J’ai longtemps hésité avant d’aborder la longue biographie que Philippe Forest consacre à Aragon. J’avais lu celle de Pierre Daix, celle de Pierre Juquin en leur temps ; j’avais lu quelques uns des textes, dont j’avais rendu compte ici même, souvenirs plus ou moins romancés, inspirés par les dernières années d’Aragon. Je pensais tout savoir ou presque ! Puis je m’y suis lancé – un peu découragé, au départ, par le poids de ces 800 pages et énervé par la présence que je jugeais envahissante du biographe. Mais j’ai persévéré. Bien m’en a pris.
Le texte est passionnant qui noue l’histoire d’un homme et l’histoire dans laquelle il fut embarqué ; l’histoire d’un poète et l’histoire d’un communiste. Et ce texte est d’une honnêteté parfaite : il met l’accent sur la complexité d’Aragon, de ses amours, de ses engagements, sans jamais céder au jugement tranché qu’il est aisé de porter quand on n’a pas soi-même été jeté dans les combats d’une époque. Forest ne partage sans doute pas les idées d’Aragon et il dit justement ce qu’il y avait d’odieux à savoir à quoi s’en tenir de la réalité du stalinisme et à n’en rien convenir pour ne pas nuire au prestige de la patrie de la Révolution. Mais il sait aussi reconnaître ce qu’il y avait de courageux dans ses premiers engagements (qui amènent à la rupture avec Breton, l’ami très cher de sa jeunesse) et d’admirable dans une fidélité à un Parti dont l’ouvriérisme foncier explique qu’il a toujours été regardé avec méfiance ; dont la soumission à la Realpolitik contraignit le poète à avaler un nombre considérable de couleuvres.

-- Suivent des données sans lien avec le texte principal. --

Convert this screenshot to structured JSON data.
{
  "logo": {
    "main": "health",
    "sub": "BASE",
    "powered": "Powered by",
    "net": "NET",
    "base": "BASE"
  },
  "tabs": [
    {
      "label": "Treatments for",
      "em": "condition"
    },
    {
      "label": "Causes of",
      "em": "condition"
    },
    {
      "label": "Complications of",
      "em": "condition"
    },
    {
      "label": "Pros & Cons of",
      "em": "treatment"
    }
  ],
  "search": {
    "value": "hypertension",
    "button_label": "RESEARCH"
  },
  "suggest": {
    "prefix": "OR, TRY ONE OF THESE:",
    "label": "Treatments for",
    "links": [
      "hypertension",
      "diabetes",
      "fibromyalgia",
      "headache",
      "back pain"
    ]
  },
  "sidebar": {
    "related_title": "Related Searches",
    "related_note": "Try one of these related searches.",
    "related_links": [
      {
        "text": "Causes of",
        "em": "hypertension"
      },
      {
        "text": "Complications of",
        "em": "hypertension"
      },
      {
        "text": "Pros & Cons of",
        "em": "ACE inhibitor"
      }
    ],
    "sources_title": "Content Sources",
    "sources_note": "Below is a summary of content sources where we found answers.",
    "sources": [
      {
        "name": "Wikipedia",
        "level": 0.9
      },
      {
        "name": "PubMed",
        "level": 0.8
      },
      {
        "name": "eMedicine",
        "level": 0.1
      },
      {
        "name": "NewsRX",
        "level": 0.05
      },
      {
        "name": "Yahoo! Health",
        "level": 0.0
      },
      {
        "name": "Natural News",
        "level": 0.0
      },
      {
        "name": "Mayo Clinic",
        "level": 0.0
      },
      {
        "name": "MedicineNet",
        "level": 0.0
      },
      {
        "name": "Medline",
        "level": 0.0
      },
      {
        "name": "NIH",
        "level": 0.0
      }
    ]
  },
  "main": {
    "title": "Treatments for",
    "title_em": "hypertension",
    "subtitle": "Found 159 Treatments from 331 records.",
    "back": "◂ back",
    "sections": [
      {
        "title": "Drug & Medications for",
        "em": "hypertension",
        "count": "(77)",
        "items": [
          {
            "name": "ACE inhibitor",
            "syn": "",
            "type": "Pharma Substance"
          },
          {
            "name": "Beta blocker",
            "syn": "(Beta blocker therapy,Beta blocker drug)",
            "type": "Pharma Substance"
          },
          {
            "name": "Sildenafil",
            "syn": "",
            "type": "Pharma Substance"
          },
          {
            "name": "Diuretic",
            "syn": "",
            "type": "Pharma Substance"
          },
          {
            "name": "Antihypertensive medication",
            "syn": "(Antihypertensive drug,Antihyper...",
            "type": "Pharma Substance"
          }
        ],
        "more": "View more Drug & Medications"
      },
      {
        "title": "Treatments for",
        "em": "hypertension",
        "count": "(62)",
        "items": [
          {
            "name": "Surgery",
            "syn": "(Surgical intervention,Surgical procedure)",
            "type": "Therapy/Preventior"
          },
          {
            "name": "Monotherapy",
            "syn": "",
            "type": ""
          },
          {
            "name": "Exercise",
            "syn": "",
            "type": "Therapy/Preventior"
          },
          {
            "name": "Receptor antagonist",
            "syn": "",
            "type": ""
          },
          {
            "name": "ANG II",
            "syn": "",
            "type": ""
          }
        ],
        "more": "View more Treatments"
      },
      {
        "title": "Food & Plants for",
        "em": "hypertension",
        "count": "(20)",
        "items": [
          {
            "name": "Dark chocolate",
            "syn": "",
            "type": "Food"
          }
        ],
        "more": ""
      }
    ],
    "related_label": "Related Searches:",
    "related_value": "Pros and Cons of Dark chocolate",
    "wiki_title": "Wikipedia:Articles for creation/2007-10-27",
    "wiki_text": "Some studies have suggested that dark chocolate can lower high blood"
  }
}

Sur les amours d’Aragon et leur apparent désordre jusqu’à ce qu’il « invente » Elsa et fasse de leur amour jamais vraiment heureux le centre de son oeuvre, Forest est d’une discrétion que je trouve admirable ; il se garde bien de prétendre sonder les coeurs et les reins et sait ménager le mystère même de la relation amoureuse. Sur l’homosexualité d’Aragon, même attitude qu’il s’agisse de l’amitié extrême avec Drieu la Rochelle ou des sorties du vieil Aragon entouré d’un essaim de beaux garçons. Mais surtout Forest aime l’écrivain Aragon, le poète Aragon – et il a tellement raison. Et peut-être cet amour pour l’oeuvre – avec ses sommets et ses collines, avec ses vers que nous avons tous chantés, ses romans éblouissants de virtuosité qui laissent loin derrière eux quelques prétentieux qui pensaient être les seuls à renouveler le roman et ces petits Fregoli qui osent lui reprocher ses fidélités – lui permet-il d’avoir plus de détachement pour relater ce qu’il aime moins dans l’homme. « Rien n’arrête un écrivain, écrit-il. En tout cas, pas un écrivain comme Aragon. Honnêtement, je ne sais pas trop s’il y a lieu d’en éprouver de la fierté ou de la honte. Mais même la peine la plus formidable, la plus sincèrement éprouvée ne laisse pas en repos le démon des mots dès lors qu’il possède pleinement un être. » Jusqu’au dernier souffle.